S he doesn’t move when I come in.

She hears me—she wants me to know she hears me—but her eyes stay closed. Hands relaxed. Face turned toward the light like she’s auditioning for serenity.

I let the door shut behind me.

“Sleep well?”

Her eyes open slowly. “I wasn’t sleeping.”

Of course not.

I cross to the table. No tray this time. No food. Just a single, leather-bound book. Blank. No title. No marks. I set it on the table between us and take the seat across from her.

She glances at it. Then at me. “Journaling now? That’s new.”

“It’s not for you to write in.”

She tilts her head, the faintest curl at one corner of her mouth. “Let me guess. You’re going to read to me. Something ominous and metaphorical.”

“No.”

“Shame. I was starting to get comfortable.”

That’s the problem.

I open the book. The inside is hollowed out—precise, clean—and inside is a silver object. Oval. Compact. Familiar.

She sees it. Still doesn’t react.

I hold it between two fingers and set it down gently beside the book.

A pillbox.

I open it. Two white capsules.

“I’m offering you a choice.”

That gets her attention.

She studies me. Then the pills. Then me again. “You don’t strike me as a man who offers anything.”

“Which is why it matters.”

She lets her gaze rest on the pills. “You're offering me a way out.”

I nod once.

“Why?”

“Because some people talk. Others don’t. You?” I tap the table gently. “You perform. And I’m not interested in theater.”

She doesn’t answer. Doesn’t smile. Just watches me the way you’d watch a bomb you haven’t decided whether to disarm or detonate.

“I don’t bluff. If you take them, you don’t wake up.
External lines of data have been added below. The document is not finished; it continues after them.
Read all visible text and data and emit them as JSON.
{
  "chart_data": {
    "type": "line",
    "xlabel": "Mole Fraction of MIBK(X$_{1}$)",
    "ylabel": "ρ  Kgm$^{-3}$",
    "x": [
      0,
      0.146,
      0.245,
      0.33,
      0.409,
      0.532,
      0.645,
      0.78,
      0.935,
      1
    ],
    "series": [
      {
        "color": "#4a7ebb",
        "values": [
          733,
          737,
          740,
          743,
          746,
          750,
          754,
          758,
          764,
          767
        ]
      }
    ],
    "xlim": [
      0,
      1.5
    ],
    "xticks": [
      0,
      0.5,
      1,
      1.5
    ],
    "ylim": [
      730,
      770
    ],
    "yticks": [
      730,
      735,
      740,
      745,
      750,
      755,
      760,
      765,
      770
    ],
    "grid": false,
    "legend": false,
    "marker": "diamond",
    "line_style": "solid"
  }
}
If you don’t, we keep going. It’s not going to be comfortable, I’m sorry to say.”

She lets that sit for a beat.

“So it’s suicide,” she says finally. “With branding.”
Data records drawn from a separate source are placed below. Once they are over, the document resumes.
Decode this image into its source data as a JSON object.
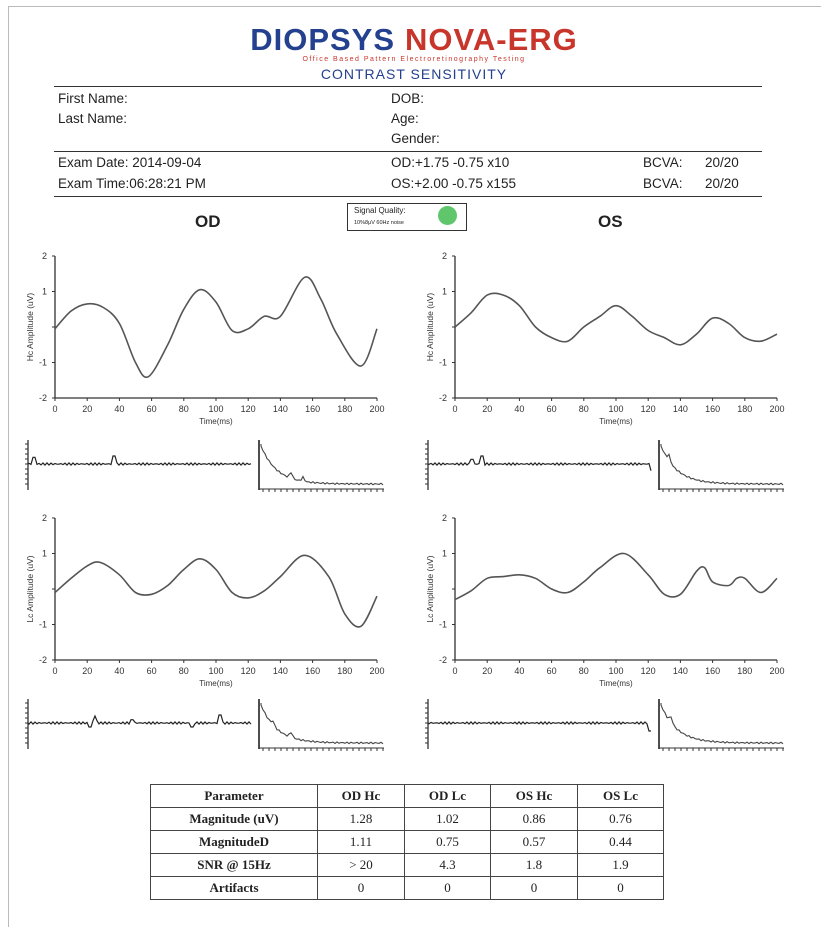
{
  "header": {
    "brand_left": "DIOPSYS",
    "brand_right": "NOVA-ERG",
    "subtitle": "Office Based Pattern Electroretinography Testing",
    "test_name": "CONTRAST SENSITIVITY"
  },
  "patient": {
    "first_name_label": "First Name:",
    "last_name_label": "Last Name:",
    "dob_label": "DOB:",
    "age_label": "Age:",
    "gender_label": "Gender:"
  },
  "exam": {
    "date": "Exam Date: 2014-09-04",
    "time": "Exam Time:06:28:21 PM",
    "od_rx": "OD:+1.75 -0.75 x10",
    "os_rx": "OS:+2.00 -0.75 x155",
    "bcva_label": "BCVA:",
    "od_bcva": "20/20",
    "os_bcva": "20/20"
  },
  "signal_quality": {
    "label": "Signal Quality:",
    "note": "10%8μV 60Hz noise",
    "color": "#5fc66b"
  },
  "eyes": {
    "od": "OD",
    "os": "OS"
  },
  "chart_data": [
    {
      "type": "line",
      "id": "od_hc",
      "ylabel": "Hc Amplitude (uV)",
      "xlabel": "Time(ms)",
      "xlim": [
        0,
        200
      ],
      "ylim": [
        -2,
        2
      ],
      "x": [
        0,
        10,
        20,
        30,
        40,
        50,
        58,
        70,
        80,
        90,
        100,
        110,
        120,
        130,
        140,
        155,
        165,
        175,
        190,
        200
      ],
      "y": [
        -0.05,
        0.45,
        0.65,
        0.55,
        0.1,
        -1.0,
        -1.4,
        -0.5,
        0.5,
        1.05,
        0.7,
        -0.1,
        -0.05,
        0.3,
        0.3,
        1.4,
        0.8,
        -0.2,
        -1.1,
        -0.05
      ]
    },
    {
      "type": "line",
      "id": "os_hc",
      "ylabel": "Hc Amplitude (uV)",
      "xlabel": "Time(ms)",
      "xlim": [
        0,
        200
      ],
      "ylim": [
        -2,
        2
      ],
      "x": [
        0,
        10,
        20,
        30,
        40,
        50,
        60,
        70,
        80,
        90,
        100,
        110,
        120,
        130,
        140,
        150,
        160,
        170,
        180,
        190,
        200
      ],
      "y": [
        0.0,
        0.4,
        0.9,
        0.9,
        0.6,
        0.0,
        -0.3,
        -0.4,
        0.0,
        0.3,
        0.6,
        0.3,
        -0.1,
        -0.3,
        -0.5,
        -0.2,
        0.25,
        0.1,
        -0.3,
        -0.4,
        -0.2
      ]
    },
    {
      "type": "line",
      "id": "od_lc",
      "ylabel": "Lc Amplitude (uV)",
      "xlabel": "Time(ms)",
      "xlim": [
        0,
        200
      ],
      "ylim": [
        -2,
        2
      ],
      "x": [
        0,
        10,
        20,
        28,
        40,
        50,
        60,
        70,
        80,
        90,
        100,
        110,
        120,
        130,
        140,
        155,
        170,
        180,
        190,
        200
      ],
      "y": [
        -0.1,
        0.3,
        0.65,
        0.75,
        0.4,
        -0.1,
        -0.15,
        0.1,
        0.55,
        0.85,
        0.55,
        -0.1,
        -0.25,
        -0.05,
        0.35,
        0.95,
        0.35,
        -0.7,
        -1.05,
        -0.2
      ]
    },
    {
      "type": "line",
      "id": "os_lc",
      "ylabel": "Lc Amplitude (uV)",
      "xlabel": "Time(ms)",
      "xlim": [
        0,
        200
      ],
      "ylim": [
        -2,
        2
      ],
      "x": [
        0,
        10,
        20,
        30,
        40,
        50,
        60,
        70,
        80,
        90,
        105,
        120,
        130,
        140,
        150,
        155,
        160,
        170,
        175,
        180,
        190,
        200
      ],
      "y": [
        -0.3,
        -0.05,
        0.3,
        0.35,
        0.4,
        0.3,
        0.0,
        -0.1,
        0.2,
        0.6,
        1.0,
        0.4,
        -0.15,
        -0.15,
        0.5,
        0.6,
        0.2,
        0.1,
        0.3,
        0.3,
        -0.1,
        0.3
      ]
    }
  ],
  "results": {
    "headers": [
      "Parameter",
      "OD Hc",
      "OD Lc",
      "OS Hc",
      "OS Lc"
    ],
    "rows": [
      [
        "Magnitude (uV)",
        "1.28",
        "1.02",
        "0.86",
        "0.76"
      ],
      [
        "MagnitudeD",
        "1.11",
        "0.75",
        "0.57",
        "0.44"
      ],
      [
        "SNR @ 15Hz",
        "> 20",
        "4.3",
        "1.8",
        "1.9"
      ],
      [
        "Artifacts",
        "0",
        "0",
        "0",
        "0"
      ]
    ]
  }
}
“Call it what you want—take them or don’t. If you don’t—we’ll try something less civilized.”

She raises an eyebrow. “That’s your selling point?”

“No,” I say. “That’s a guarantee.”

I hold the bottle out like it’s a peace offering.
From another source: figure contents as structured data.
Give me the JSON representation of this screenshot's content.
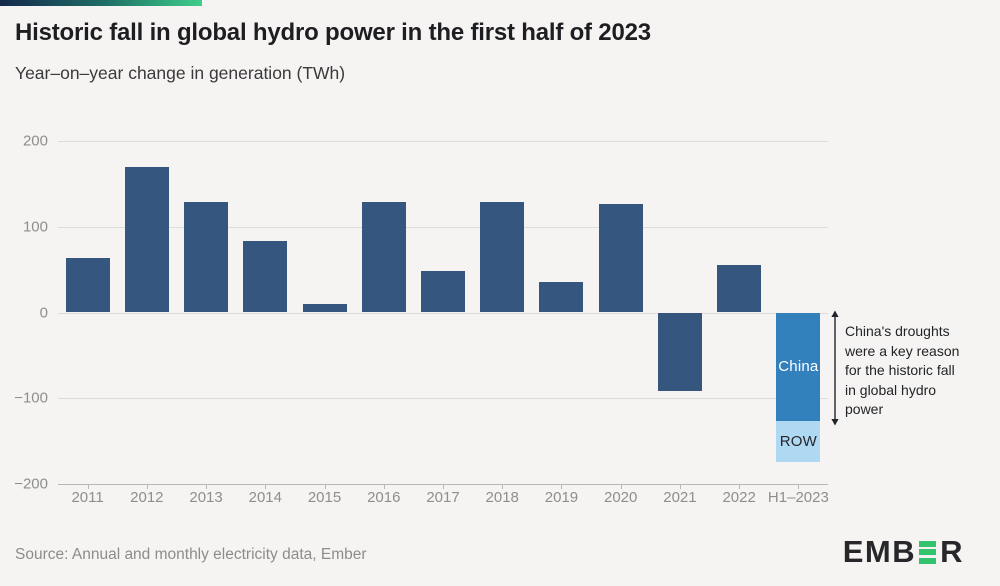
{
  "header": {
    "title": "Historic fall in global hydro power in the first half of 2023",
    "subtitle": "Year–on–year change in generation (TWh)"
  },
  "annotation": {
    "text": "China's droughts\nwere a key reason\nfor the historic fall\nin global hydro\npower"
  },
  "footer": {
    "source": "Source: Annual and monthly electricity data, Ember",
    "logo_left": "EMB",
    "logo_right": "R"
  },
  "colors": {
    "bar_navy": "#35567E",
    "bar_china": "#3381BC",
    "bar_row": "#AFD8F3",
    "background": "#F5F4F2",
    "gridline": "#DCDCDA",
    "axis_line": "#B7B7B5",
    "tick_label": "#8E8E8C",
    "annotation_text": "#222428",
    "logo_dark": "#26262B",
    "logo_green": "#33C26E",
    "gradient_start": "#14294B",
    "gradient_mid": "#1E6E66",
    "gradient_end": "#3FCE8C"
  },
  "chart_data": {
    "type": "bar",
    "title": "Historic fall in global hydro power in the first half of 2023",
    "subtitle": "Year–on–year change in generation (TWh)",
    "unit": "TWh",
    "xlabel": "",
    "ylabel": "Year-on-year change in generation (TWh)",
    "ylim": [
      -200,
      200
    ],
    "yticks": [
      200,
      100,
      0,
      -100,
      -200
    ],
    "ytick_labels": [
      "200",
      "100",
      "0",
      "−100",
      "−200"
    ],
    "grid": true,
    "legend_position": "none",
    "categories": [
      "2011",
      "2012",
      "2013",
      "2014",
      "2015",
      "2016",
      "2017",
      "2018",
      "2019",
      "2020",
      "2021",
      "2022",
      "H1–2023"
    ],
    "bars": [
      {
        "category": "2011",
        "segments": [
          {
            "value": 63,
            "color_key": "bar_navy"
          }
        ]
      },
      {
        "category": "2012",
        "segments": [
          {
            "value": 170,
            "color_key": "bar_navy"
          }
        ]
      },
      {
        "category": "2013",
        "segments": [
          {
            "value": 129,
            "color_key": "bar_navy"
          }
        ]
      },
      {
        "category": "2014",
        "segments": [
          {
            "value": 83,
            "color_key": "bar_navy"
          }
        ]
      },
      {
        "category": "2015",
        "segments": [
          {
            "value": 10,
            "color_key": "bar_navy"
          }
        ]
      },
      {
        "category": "2016",
        "segments": [
          {
            "value": 129,
            "color_key": "bar_navy"
          }
        ]
      },
      {
        "category": "2017",
        "segments": [
          {
            "value": 48,
            "color_key": "bar_navy"
          }
        ]
      },
      {
        "category": "2018",
        "segments": [
          {
            "value": 129,
            "color_key": "bar_navy"
          }
        ]
      },
      {
        "category": "2019",
        "segments": [
          {
            "value": 36,
            "color_key": "bar_navy"
          }
        ]
      },
      {
        "category": "2020",
        "segments": [
          {
            "value": 127,
            "color_key": "bar_navy"
          }
        ]
      },
      {
        "category": "2021",
        "segments": [
          {
            "value": -92,
            "color_key": "bar_navy"
          }
        ]
      },
      {
        "category": "2022",
        "segments": [
          {
            "value": 55,
            "color_key": "bar_navy"
          }
        ]
      },
      {
        "category": "H1–2023",
        "segments": [
          {
            "label": "China",
            "value": -126,
            "color_key": "bar_china",
            "label_color": "#FFFFFF"
          },
          {
            "label": "ROW",
            "value": -48,
            "color_key": "bar_row",
            "label_color": "#26262B"
          }
        ]
      }
    ]
  }
}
“You’ll take them,” I say. “Or you’ll wish you had.”

She glares at me. “What is this supposed to be? A project? A fix?”

I don’t t answer. Just watch her, waiting.

“I’m not going to be just a footnote in your life,” she says. “Whatever story you think you’re writing—I won’t be the part you forget.”

I shrug and then stand. Let the silence work. Let her feel the weight of having no one to argue with.

She doesn’t ask how long she has. Smart.

I reach the door. Rest my hand on the frame.

“You’ve got one decision left. Make it count.”

“Wow, you really rehearse this stuff.”

“Sounds like you prefer pain. That’s fine. But just so you know—it’s not going to be the kind you’re used to. It won’t be pretty or marketable. Definitely not the kind that photographs well.”

I can see that she wants to say something cruel. Something she thinks will make me bleed a little on the inside.

But she doesn’t.

Because she’s not trying to win.

She’s trying to survive.

So she says the thing she thinks will throw me off just enough.

“You sound like you’ve been waiting your whole life to say that.”

For a second, I go still. It’s rare I’m surprised anymore.

Then—I smile.

But there’s nothing behind it.

Just teeth.

I turn and walk out.

No slam. No lock.

Just her. The pills. The only mercy she’s going to get.